Video yang beredar di media sosial memperlihatkan pelaku, seorang pria, dengan lihai menyaru di antara jemaah. Ia terlihat mengenakan peci dan berpura-pura menelepon di dekat toilet masjid, sebelum kemudian dengan tenang menghampiri sepeda motor milik ustaz yang tengah mengisi ceramah Tarawih. Tanpa menimbulkan kecurigaan, pelaku dengan cepat membobol kunci kontak dan membawa kabur sepeda motor tersebut. Kejadian ini baru diketahui oleh korban, sang ustaz, saat hendak pulang dan dijemput oleh temannya.
Ketua BKM Masjid Assholihin, Raja Martua Harahap, dalam wawancara pada Sabtu (15/3/2025), mengungkapkan bahwa masjid saat itu cukup ramai dipenuhi jemaah yang menjalankan shalat Tarawih 23 rakaat. Ramai nya jemaah dan durasi shalat yang cukup panjang diduga menjadi faktor yang dimanfaatkan pelaku untuk melancarkan aksinya. Para jemaah tidak menyadari adanya pencurian yang terjadi hingga korban menyadari hilangnya sepeda motornya.
"Jemaah tak ada yang curiga. Karena di sini ada shalat tarawih 23 rakaat. Jadi, mungkin jemaah pikir pelaku ini hanya shalat Isya saja atau tidak mengikuti tarawih sampai selesai," jelas Raja Harahap. Ia juga menambahkan bahwa pihaknya tidak mengenal sosok pelaku yang tertangkap kamera CCTV.

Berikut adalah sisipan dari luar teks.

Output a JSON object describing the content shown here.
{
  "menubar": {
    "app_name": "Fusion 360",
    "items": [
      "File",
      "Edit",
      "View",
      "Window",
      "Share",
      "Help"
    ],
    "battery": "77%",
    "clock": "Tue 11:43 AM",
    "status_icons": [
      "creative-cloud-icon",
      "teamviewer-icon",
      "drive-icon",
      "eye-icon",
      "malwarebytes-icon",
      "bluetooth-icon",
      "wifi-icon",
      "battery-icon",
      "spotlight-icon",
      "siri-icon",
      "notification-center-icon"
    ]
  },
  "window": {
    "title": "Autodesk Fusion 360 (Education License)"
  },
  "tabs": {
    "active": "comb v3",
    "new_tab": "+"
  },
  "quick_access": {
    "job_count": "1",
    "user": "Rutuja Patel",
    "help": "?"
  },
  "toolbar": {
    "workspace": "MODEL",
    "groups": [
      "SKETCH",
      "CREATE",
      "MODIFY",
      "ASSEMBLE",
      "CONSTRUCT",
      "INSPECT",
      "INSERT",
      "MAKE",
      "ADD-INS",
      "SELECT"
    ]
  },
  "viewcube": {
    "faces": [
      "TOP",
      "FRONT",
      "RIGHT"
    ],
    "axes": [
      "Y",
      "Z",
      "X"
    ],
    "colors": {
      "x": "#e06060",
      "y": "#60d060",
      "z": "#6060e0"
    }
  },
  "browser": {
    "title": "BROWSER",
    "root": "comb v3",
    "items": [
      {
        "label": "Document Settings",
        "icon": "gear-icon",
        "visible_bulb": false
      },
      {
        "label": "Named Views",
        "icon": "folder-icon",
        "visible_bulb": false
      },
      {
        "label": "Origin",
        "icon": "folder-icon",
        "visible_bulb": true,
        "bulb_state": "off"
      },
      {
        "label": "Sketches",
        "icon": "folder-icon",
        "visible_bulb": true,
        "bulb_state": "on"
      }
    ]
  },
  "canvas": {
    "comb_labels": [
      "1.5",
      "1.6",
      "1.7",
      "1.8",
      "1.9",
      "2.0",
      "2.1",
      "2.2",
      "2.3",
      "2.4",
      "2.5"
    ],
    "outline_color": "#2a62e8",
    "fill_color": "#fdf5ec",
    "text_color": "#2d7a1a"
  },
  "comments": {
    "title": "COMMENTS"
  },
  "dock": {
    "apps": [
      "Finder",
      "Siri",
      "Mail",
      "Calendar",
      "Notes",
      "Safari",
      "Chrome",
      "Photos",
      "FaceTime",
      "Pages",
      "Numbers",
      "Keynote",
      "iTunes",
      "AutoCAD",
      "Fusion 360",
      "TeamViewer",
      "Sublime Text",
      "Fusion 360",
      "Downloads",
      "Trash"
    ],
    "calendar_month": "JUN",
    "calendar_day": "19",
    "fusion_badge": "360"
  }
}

Pihak kepolisian, khususnya Kanit Reskrim Polsek Tembung, Iptu Parulian Sitanggang, telah menerima laporan resmi dari korban. Saat dikonfirmasi melalui sambungan telepon, Iptu Parulian menyatakan bahwa timnya tengah melakukan penyelidikan intensif untuk segera menangkap pelaku. Lebih lanjut, Iptu Parulian menyampaikan bahwa modus pencurian dengan menyamar sebagai jemaah ini bukanlah kasus yang pertama kali terjadi, mengindikasikan perlunya kewaspadaan yang lebih tinggi dari pihak masjid dan jemaah.
Kasus ini menjadi pengingat penting bagi seluruh masyarakat untuk selalu waspada terhadap lingkungan sekitar, terutama di tempat-tempat ibadah yang ramai. Semoga pihak kepolisian dapat segera mengungkap kasus ini dan memberikan rasa aman kepada masyarakat. Langkah-langkah preventif seperti peningkatan pengamanan di area parkir masjid juga perlu dipertimbangkan untuk mencegah kejadian serupa terulang di masa mendatang. Informasi lebih lanjut akan terus dipantau dan diupdate.
Kronologi Pencurian Berdasarkan Rekaman CCTV:
- Pelaku masuk masjid dan menyamar sebagai jemaah.
- Pelaku berpura-pura menelepon di dekat toilet masjid.
- Pelaku mendekati sepeda motor korban yang terparkir.
- Pelaku membobol kunci kontak dan membawa kabur sepeda motor.
- Pelaku meninggalkan lokasi masjid tanpa menimbulkan kecurigaan.